Mientras el mercado intenta reconstruirse tras las últimas caídas, Stephanie Link no está persiguiendo simplemente el rebote. Su estrategia, al menos por ahora, pasa por reforzar posiciones en nombres que considera infravalorados o con catalizadores claros, incluso aunque no sean los favoritos obvios del momento. Es una forma bastante útil de leer este giro del mercado: no comprar euforia, sino buscar valor donde todavía hay escepticismo.
La apuesta más clara de Link en este momento es Truist Financial. La gestora ha señalado que está comprando más acciones del banco regional pese a que el sector financiero ha mostrado debilidad este mes y a que el valor se ha quedado rezagado frente a otros competidores.
Su tesis mezcla varios ingredientes que suelen funcionar bien cuando el mercado empieza a buscar oportunidades selectivas: una acción que cotiza por debajo de su valor contable, una rentabilidad por dividendo atractiva y la posibilidad de que el nuevo equipo directivo mejore la rentabilidad del negocio en los próximos ejercicios. A eso se suma otro factor que el mercado está mirando de cerca: una regulación potencialmente más favorable para la banca, lo que podría traducirse en más recompras y una política de dividendos más generosa.
La lógica detrás de Truist es simple: comprar un banco deprimido, con dividendo elevado y con margen de mejora operativa, justo cuando el mercado aún no se ha convencido del todo.
Otro de los nombres que Link mantiene es Las Vegas Sands. Aquí la tesis es menos macro y más operativa. Aunque reconoce que el ruido regulatorio en torno a mercados de predicción y apuestas puede tener impacto sobre el sector del juego, su visión sobre la compañía sigue siendo positiva por la fortaleza de su negocio en Macao y Singapur.
Es decir, no está comprando una narrativa, sino una empresa que ya genera caja en dos mercados clave del ocio y el turismo premium. Y eso importa mucho en un entorno donde el inversor empieza a discriminar entre compañías con negocio tangible y otras que solo viven de expectativas.
La tercera pata de su estrategia es quizá la más interesante, porque se sale del consenso. Link mantiene exposición al ETF iShares MSCI Brazil (EWZ), una idea que encaja con una visión más amplia sobre la demanda energética ligada al auge de la inteligencia artificial y los centros de datos.

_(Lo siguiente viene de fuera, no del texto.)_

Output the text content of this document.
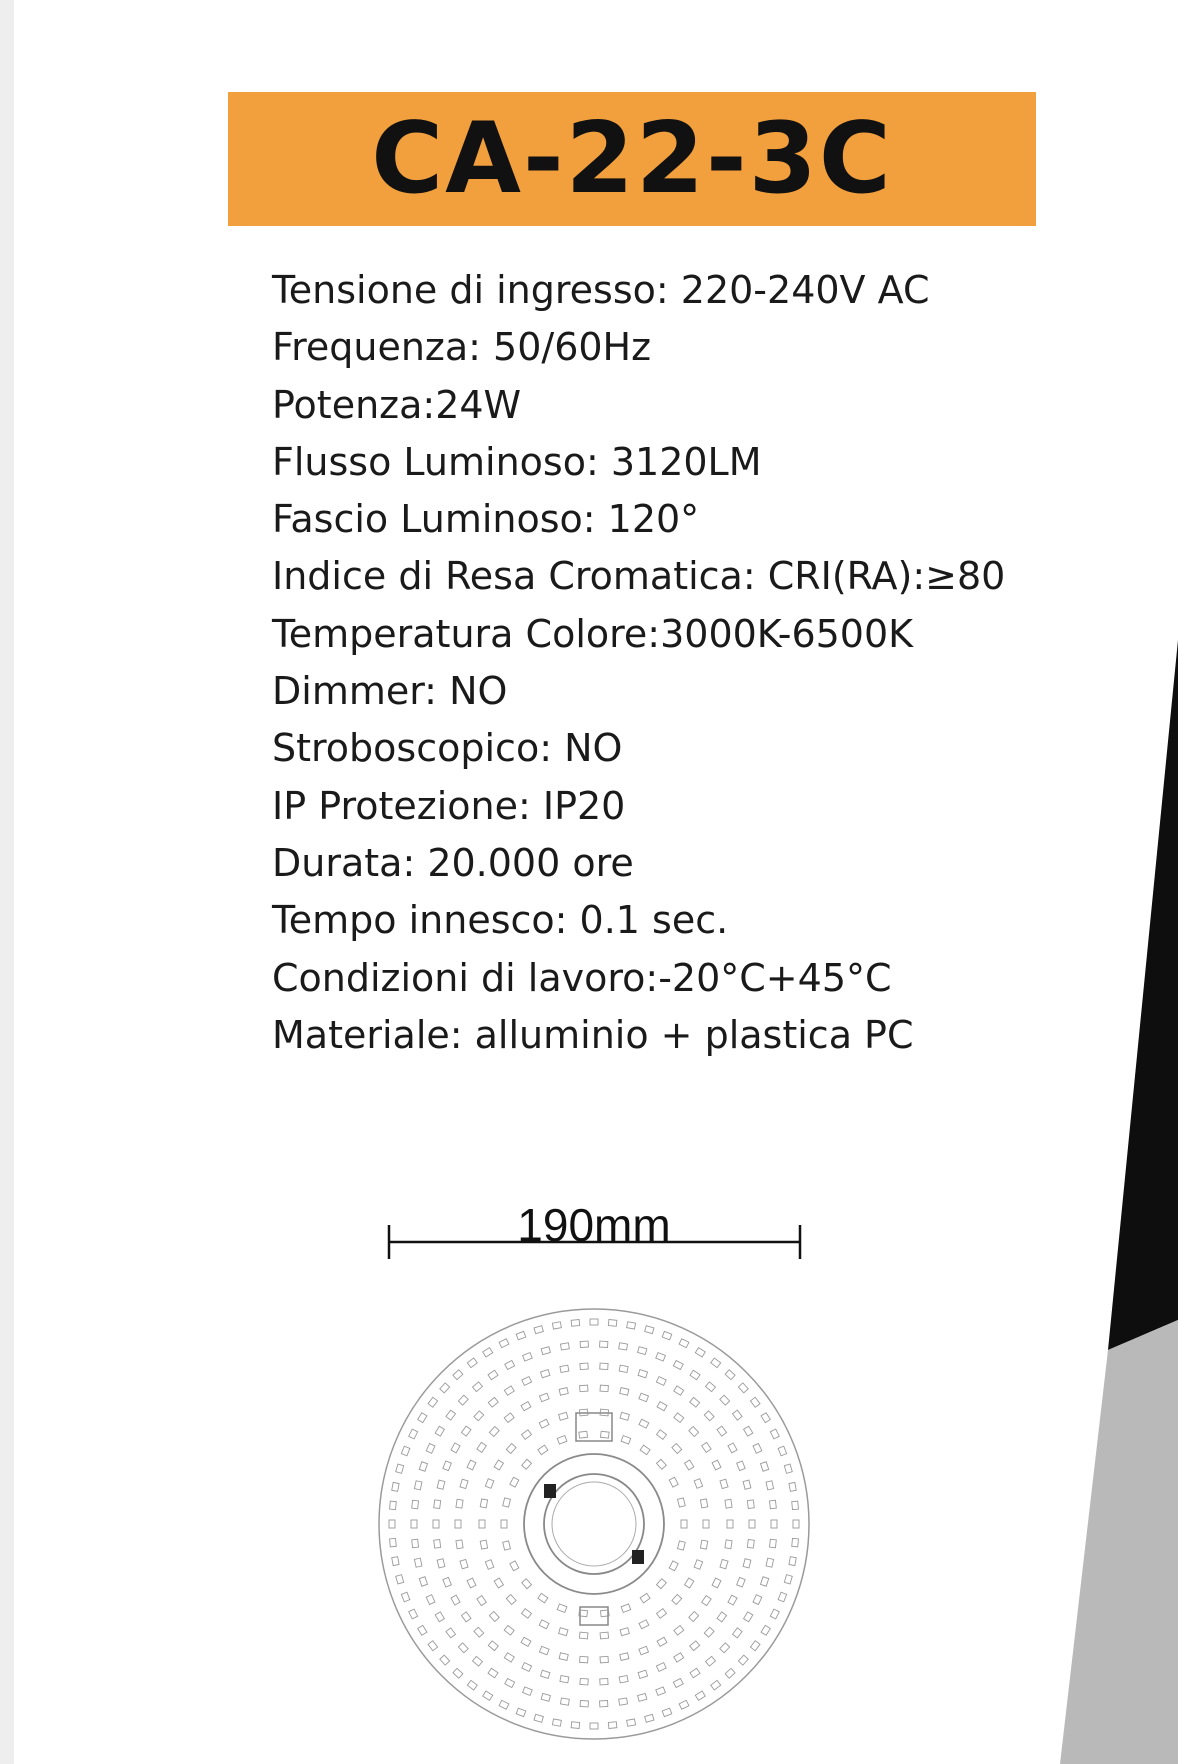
CA-22-3C
Tensione di ingresso: 220-240V AC
Frequenza: 50/60Hz
Potenza:24W
Flusso Luminoso: 3120LM
Fascio Luminoso: 120°
Indice di Resa Cromatica: CRI(RA):≥80
Temperatura Colore:3000K-6500K
Dimmer: NO
Stroboscopico: NO
IP Protezione: IP20
Durata: 20.000 ore
Tempo innesco: 0.1 sec.
Condizioni di lavoro:-20°C+45°C
Materiale: alluminio + plastica PC
190mm
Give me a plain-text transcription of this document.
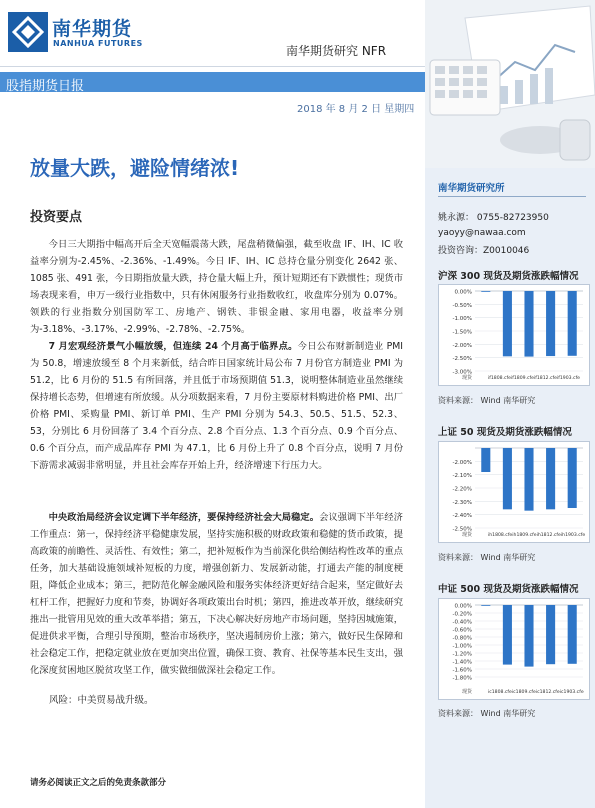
南华期货
NANHUA FUTURES
南华期货研究 NFR
股指期货日报
2018 年 8 月 2 日 星期四
放量大跌，避险情绪浓!
投资要点

今日三大期指中幅高开后全天宽幅震荡大跌，尾盘稍微偏强，截至收盘 IF、IH、IC 收益率分别为-2.45%、-2.36%、-1.49%。今日 IF、IH、IC 总持仓量分别变化 2642 张、1085 张、491 张，今日期指放量大跌，持仓量大幅上升，预计短期还有下跌惯性；现货市场表现来看，申万一级行业指数中，只有休闲服务行业指数收红，收盘库分别为 0.07%。领跌的行业指数分别国防军工、房地产、钢铁、非银金融、家用电器，收益率分别为-3.18%、-3.17%、-2.99%、-2.78%、-2.75%。

7 月宏观经济景气小幅放缓，但连续 24 个月高于临界点。今日公布财新制造业 PMI 为 50.8，增速放缓至 8 个月来新低，结合昨日国家统计局公布 7 月份官方制造业 PMI 为 51.2，比 6 月份的 51.5 有所回落，并且低于市场预期值 51.3，说明整体制造业虽然继续保持增长态势，但增速有所放缓。从分项数据来看，7 月份主要原材料购进价格 PMI、出厂价格 PMI、采购量 PMI、新订单 PMI、生产 PMI 分别为 54.3、50.5、51.5、52.3、53，分别比 6 月份回落了 3.4 个百分点、2.8 个百分点、1.3 个百分点、0.9 个百分点、0.6 个百分点，而产成品库存 PMI 为 47.1，比 6 月份上升了 0.8 个百分点，说明 7 月份下游需求减弱非常明显，并且社会库存开始上升，经济增速下行压力大。

中央政治局经济会议定调下半年经济，要保持经济社会大局稳定。会议强调下半年经济工作重点：第一，保持经济平稳健康发展，坚持实施积极的财政政策和稳健的货币政策，提高政策的前瞻性、灵活性、有效性；第二，把补短板作为当前深化供给侧结构性改革的重点任务，加大基础设施领域补短板的力度，增强创新力、发展新动能，打通去产能的制度梗阻，降低企业成本；第三，把防范化解金融风险和服务实体经济更好结合起来，坚定做好去杠杆工作，把握好力度和节奏，协调好各项政策出台时机；第四，推进改革开放，继续研究推出一批管用见效的重大改革举措；第五，下决心解决好房地产市场问题，坚持因城施策，促进供求平衡，合理引导预期，整治市场秩序，坚决遏制房价上涨；第六，做好民生保障和社会稳定工作，把稳定就业放在更加突出位置，确保工资、教育、社保等基本民生支出，强化深度贫困地区脱贫攻坚工作，做实做细做深社会稳定工作。

风险：中美贸易战升级。
请务必阅读正文之后的免责条款部分
南华期货研究所
姚永源： 0755-82723950
yaoyy@nawaa.com
投资咨询：Z0010046
沪深 300 现货及期货涨跌幅情况
0.00%
-0.50%
-1.00%
-1.50%
-2.00%
-2.50%
-3.00%
现货	if1808.cfeif1809.cfeif1812.cfeif1903.cfe
资料来源： Wind 南华研究
上证 50 现货及期货涨跌幅情况
-2.00%
-2.10%
-2.20%
-2.30%
-2.40%
-2.50%
现货	ih1808.cfeih1809.cfeih1812.cfeih1903.cfe
资料来源： Wind 南华研究
中证 500 现货及期货涨跌幅情况
0.00%
-0.20%
-0.40%
-0.60%
-0.80%
-1.00%
-1.20%
-1.40%
-1.60%
-1.80%
现货	ic1808.cfeic1809.cfeic1812.cfeic1903.cfe
资料来源： Wind 南华研究
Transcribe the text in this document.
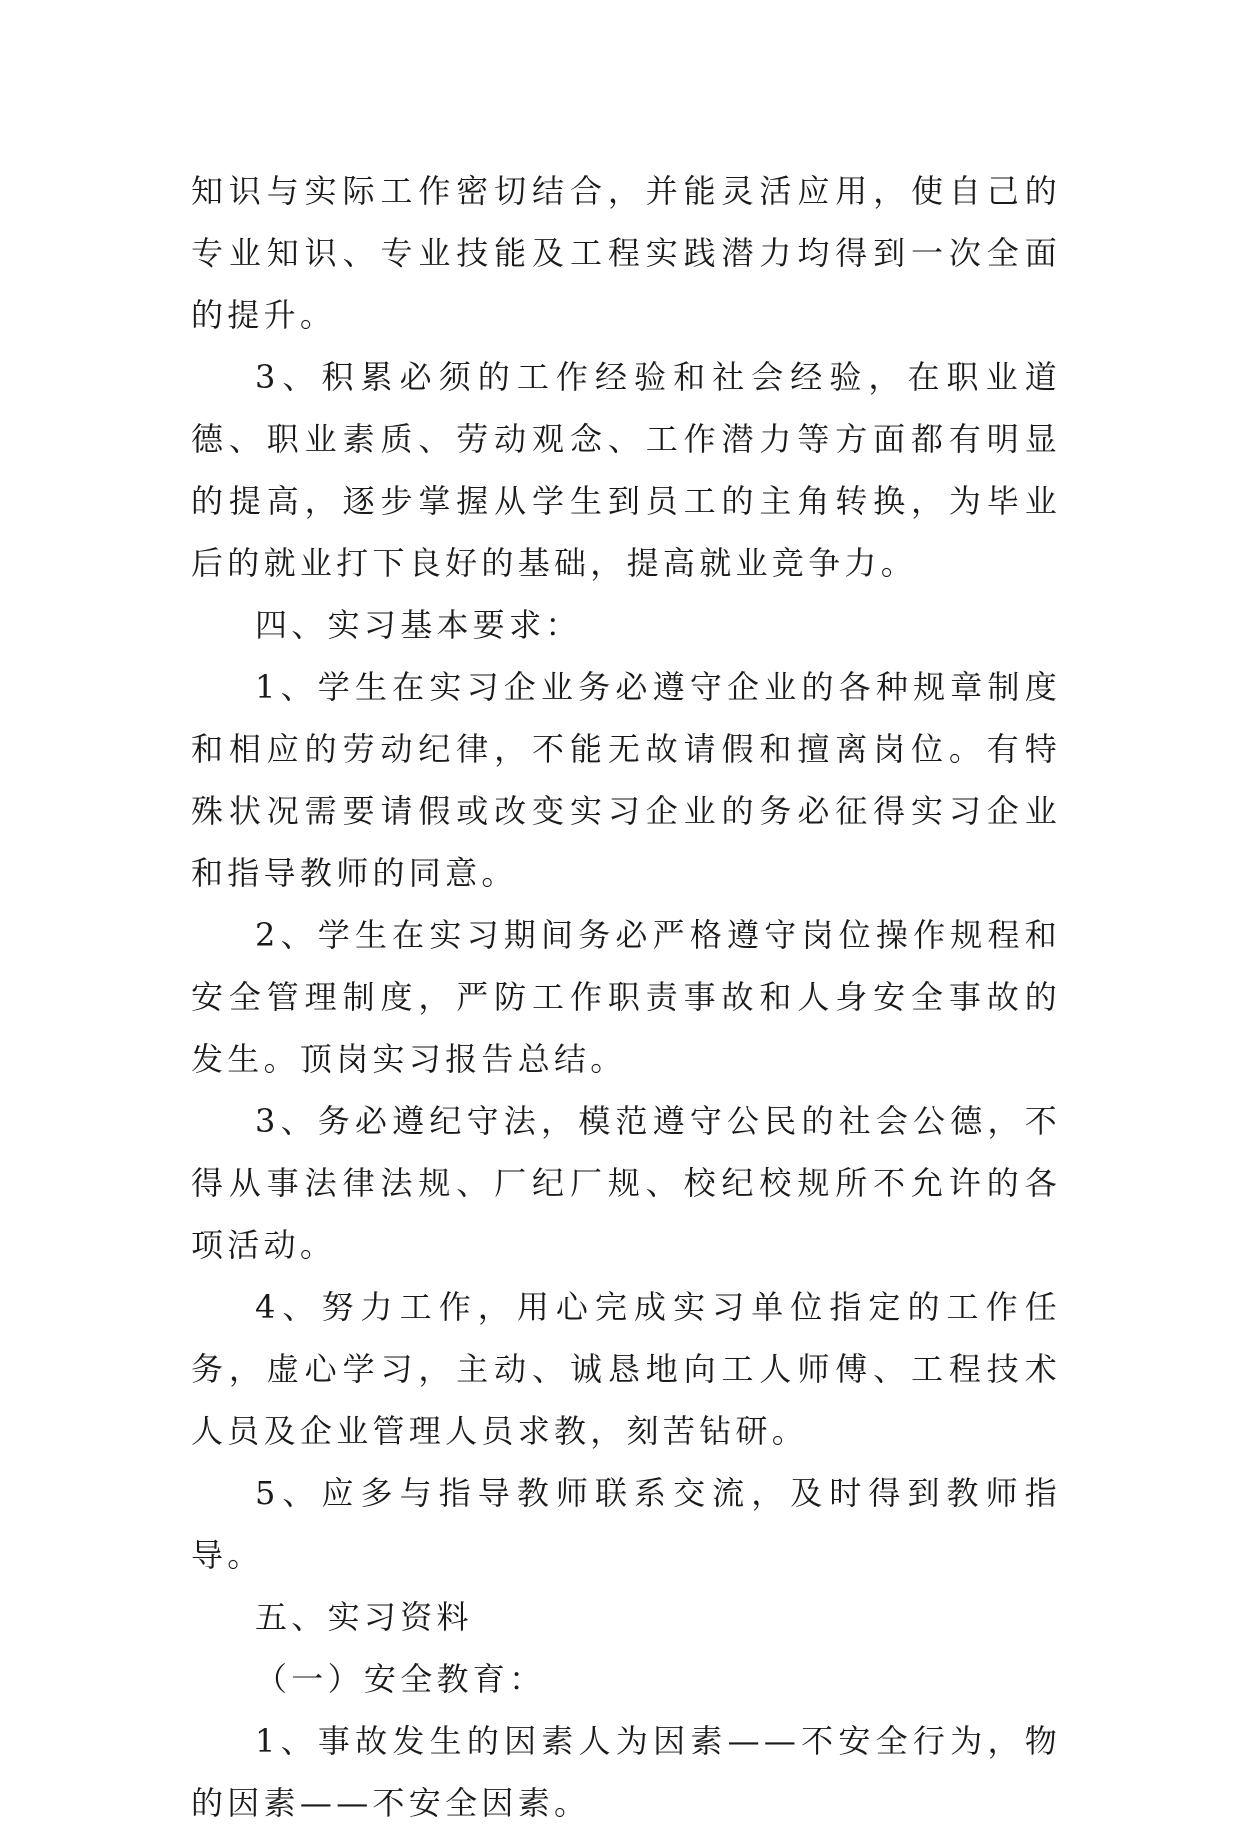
知识与实际工作密切结合，并能灵活应用，使自己的专业知识、专业技能及工程实践潜力均得到一次全面的提升。

3、积累必须的工作经验和社会经验，在职业道德、职业素质、劳动观念、工作潜力等方面都有明显的提高，逐步掌握从学生到员工的主角转换，为毕业后的就业打下良好的基础，提高就业竞争力。

四、实习基本要求：

1、学生在实习企业务必遵守企业的各种规章制度和相应的劳动纪律，不能无故请假和擅离岗位。有特殊状况需要请假或改变实习企业的务必征得实习企业和指导教师的同意。

2、学生在实习期间务必严格遵守岗位操作规程和安全管理制度，严防工作职责事故和人身安全事故的发生。顶岗实习报告总结。

3、务必遵纪守法，模范遵守公民的社会公德，不得从事法律法规、厂纪厂规、校纪校规所不允许的各项活动。

4、努力工作，用心完成实习单位指定的工作任务，虚心学习，主动、诚恳地向工人师傅、工程技术人员及企业管理人员求教，刻苦钻研。

5、应多与指导教师联系交流，及时得到教师指导。

五、实习资料

（一）安全教育：

1、事故发生的因素人为因素——不安全行为，物的因素——不安全因素。
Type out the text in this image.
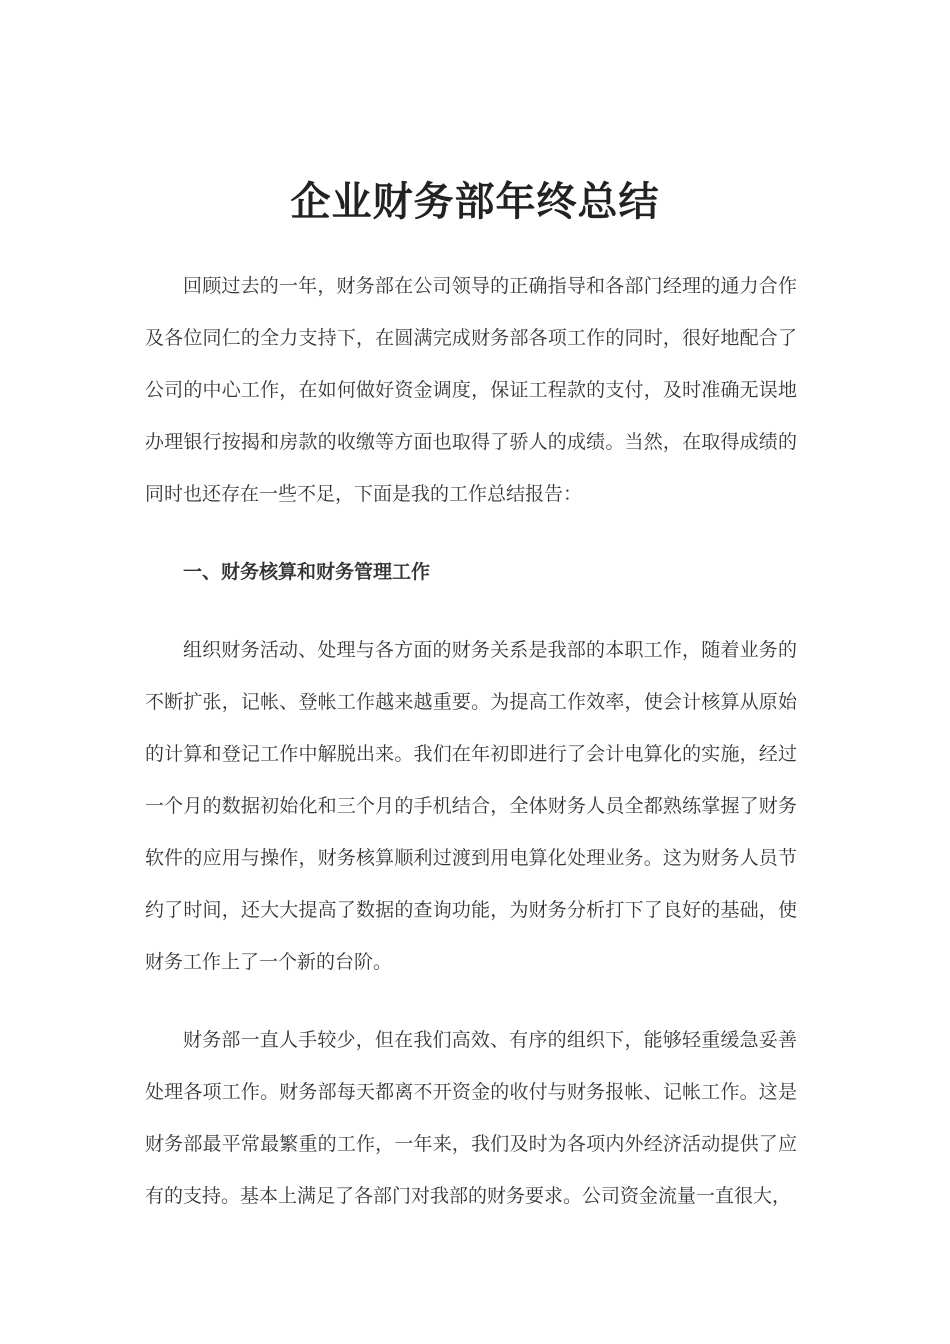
企业财务部年终总结

回顾过去的一年，财务部在公司领导的正确指导和各部门经理的通力合作及各位同仁的全力支持下，在圆满完成财务部各项工作的同时，很好地配合了公司的中心工作，在如何做好资金调度，保证工程款的支付，及时准确无误地办理银行按揭和房款的收缴等方面也取得了骄人的成绩。当然，在取得成绩的同时也还存在一些不足，下面是我的工作总结报告：

一、财务核算和财务管理工作

组织财务活动、处理与各方面的财务关系是我部的本职工作，随着业务的不断扩张，记帐、登帐工作越来越重要。为提高工作效率，使会计核算从原始的计算和登记工作中解脱出来。我们在年初即进行了会计电算化的实施，经过一个月的数据初始化和三个月的手机结合，全体财务人员全都熟练掌握了财务软件的应用与操作，财务核算顺利过渡到用电算化处理业务。这为财务人员节约了时间，还大大提高了数据的查询功能，为财务分析打下了良好的基础，使财务工作上了一个新的台阶。

财务部一直人手较少，但在我们高效、有序的组织下，能够轻重缓急妥善处理各项工作。财务部每天都离不开资金的收付与财务报帐、记帐工作。这是财务部最平常最繁重的工作，一年来，我们及时为各项内外经济活动提供了应有的支持。基本上满足了各部门对我部的财务要求。公司资金流量一直很大，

Su argumento es que Brasil no debe verse solo como una economía de materias primas. También tiene potencial en áreas como las fintech, pero sobre todo cuenta con algo que el mercado empieza a valorar cada vez más: energía. En un mundo en el que el desarrollo de IA exige mucha más capacidad eléctrica, los países y compañías capaces de suministrarla pueden ganar protagonismo.
Es una tesis menos evidente que comprar directamente chips o software, pero también menos saturada. Y en este mercado, eso puede ser una ventaja.
Lo interesante del movimiento de Stephanie Link es que no está comprando lo que más sube, sino lo que puede recuperar valor si el mercado deja de estar dominado por el miedo. Ahí hay una diferencia importante. No persigue momentum puro; busca asimetrías razonables.
Nos gusta especialmente la lógica de mezclar bancos castigados, ocio con negocio real y una exposición a Brasil por energía y materias primas. Es una cartera menos glamourosa que otras, pero probablemente más inteligente si el mercado sigue girando de forma irregular.
La conclusión es clara: cuando el mercado rebota, no se trata de comprar cualquier cosa; se trata de comprar lo que aún no ha sido plenamente redescubierto.